Sunday, December 13, 2009

Review - Where the Wild Things Are


Can you make a feature film out of a children's book that tells its slim story in less than forty pages, using only ten sentences of dialogue in the process? It's possible, sure, but maybe I should change the first word of that question to Should rather than Can. Not every work of literature needs a cinematic adaptation, and Maurice Sendak's seminal Where the Wild Things Are – which has delighted generations of kids thanks to the simplicity of its storytelling, its dark undertones, and the beauty of its images – has spent almost two decades being pushed and pulled through the Hollywood machine, as various parties tried to find some way of translating the magic to the screen. This poisoned chalice eventually fell to Spike Jonze, who began working with novelist Dave Eggers on the screenplay in 2005. Four years and $100 million later, the film has finally limped into cinemas bearing the scars of a deeply troubled production. There is little magic to be found here; the whole thing just feels so terribly tired.

The deflating disappointment of
Where the Wild Things Are rather crept up on me, as the opening sets the scene perfectly. There's a painful honesty to the sight of 10 year-old Max (newcomer Max Records) playing alone in the snow, being ignored by his sister and left in tears when a group of older kids gang up on him. With his intimate, handheld camerawork, Jonze captures the loneliness, the fear, and the need of a parent's embrace that defines so much of our childhood's most emotionally turbulent passages.
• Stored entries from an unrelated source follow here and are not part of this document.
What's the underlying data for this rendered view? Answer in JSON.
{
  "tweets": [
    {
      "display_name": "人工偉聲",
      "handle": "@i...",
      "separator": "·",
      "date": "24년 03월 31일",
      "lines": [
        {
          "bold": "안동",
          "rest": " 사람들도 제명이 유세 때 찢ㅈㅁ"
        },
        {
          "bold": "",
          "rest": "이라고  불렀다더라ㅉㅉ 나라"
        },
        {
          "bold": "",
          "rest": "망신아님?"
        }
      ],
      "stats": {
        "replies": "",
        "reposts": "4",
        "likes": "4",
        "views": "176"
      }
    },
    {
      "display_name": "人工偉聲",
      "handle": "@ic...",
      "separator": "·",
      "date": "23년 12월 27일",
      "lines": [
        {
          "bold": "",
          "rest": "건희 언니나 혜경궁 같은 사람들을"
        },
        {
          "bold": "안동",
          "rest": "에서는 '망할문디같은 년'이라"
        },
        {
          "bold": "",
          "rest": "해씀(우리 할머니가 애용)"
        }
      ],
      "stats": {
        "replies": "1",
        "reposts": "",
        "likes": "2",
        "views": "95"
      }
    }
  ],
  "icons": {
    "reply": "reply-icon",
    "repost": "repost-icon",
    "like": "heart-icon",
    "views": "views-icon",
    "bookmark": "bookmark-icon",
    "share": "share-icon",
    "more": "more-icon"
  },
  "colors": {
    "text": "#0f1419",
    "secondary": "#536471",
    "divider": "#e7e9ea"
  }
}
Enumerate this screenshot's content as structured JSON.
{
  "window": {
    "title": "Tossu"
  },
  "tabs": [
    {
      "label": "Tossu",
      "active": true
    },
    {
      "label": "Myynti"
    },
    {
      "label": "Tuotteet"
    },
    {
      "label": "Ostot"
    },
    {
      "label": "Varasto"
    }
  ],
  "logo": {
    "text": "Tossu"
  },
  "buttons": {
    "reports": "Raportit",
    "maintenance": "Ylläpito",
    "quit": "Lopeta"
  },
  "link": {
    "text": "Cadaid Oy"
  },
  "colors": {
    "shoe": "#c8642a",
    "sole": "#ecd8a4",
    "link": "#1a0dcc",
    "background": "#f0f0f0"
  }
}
It's a brilliant and affecting sequence, as is the subsequent scene in which Max is comforted by his mother (Catherine Keener), who is herself struggling under the pressures of work. These moments feel so honest and real that it comes as a genuine shock when Max's pre-dinner tantrum escalates into a physical confrontation with his mother, prompting him to run out of the house and into the night.

Max races away from suburbia, into the woods, and he stumbles upon an abandoned boat, which he uses to explore further. After get lost somewhere in the vast expanse of water he sails into, Max finally locates an island, and clambers towards the mysterious lights and sounds emanating from the island's centre. This, it appears, is where the Wild Things are, and Max initially watches from the shadows as the beasts lumber around arguing and smashing their surroundings. The Wild Things themselves are beautiful creations, and thanks to Jonze's use of puppetry rather than CGI, they have a real physical presence and weight. Jonze and his crew have done a wonderful job of bringing Sendak's creations to cinematic life; I just wish they had made them a little more interesting. The Wild Things all seem to have sprung from different aspects of Max's personality, so Carol (James Gandolfini) represents his destructive nature, KW (Lauren Ambrose) is his compassionate side, Alexander (Paul Dano) is the timid, nervous side of Max, and so on, but they're one-note characterisations, who struggle to hold the viewers' interest.

The other major problem
Where the Wild Things Are has is that, for over an hour, nothing happens. Sure, the Wild Things, having appointed Max as their king, spend a lot of time smashing trees and building a fort, before their idyllic existence is undermined by petty squabbles and jealousies, but there simply isn't enough content here for a 90-minute film. The story just plods along down its meandering, repetitive path, and I'm not sure exactly what Jonze and Eggers are trying to say with this oddly alienating picture. They even struggle to keep the film visually stimulating; the sight of Max and Carol strolling through a desert landscape is spectacular when we first see it, but less so on its subsequent appearances. After the superb and potential-filled opening sequence, the only other part of Where the Wild Things Are that truly resonates is its moving climax, but you have to slog through a lot of empty noisiness to reach this point. Where the Wild Things Are is ultimately a hodgepodge of ideas and conflicting agendas; it has been made with real love and care, but it's cripplingly unsure of its own intentions. It may prove to be simultaneously too strange for kids and too simplistic for adults to truly embrace, although I suspect viewers of all ages may find it similarly boring.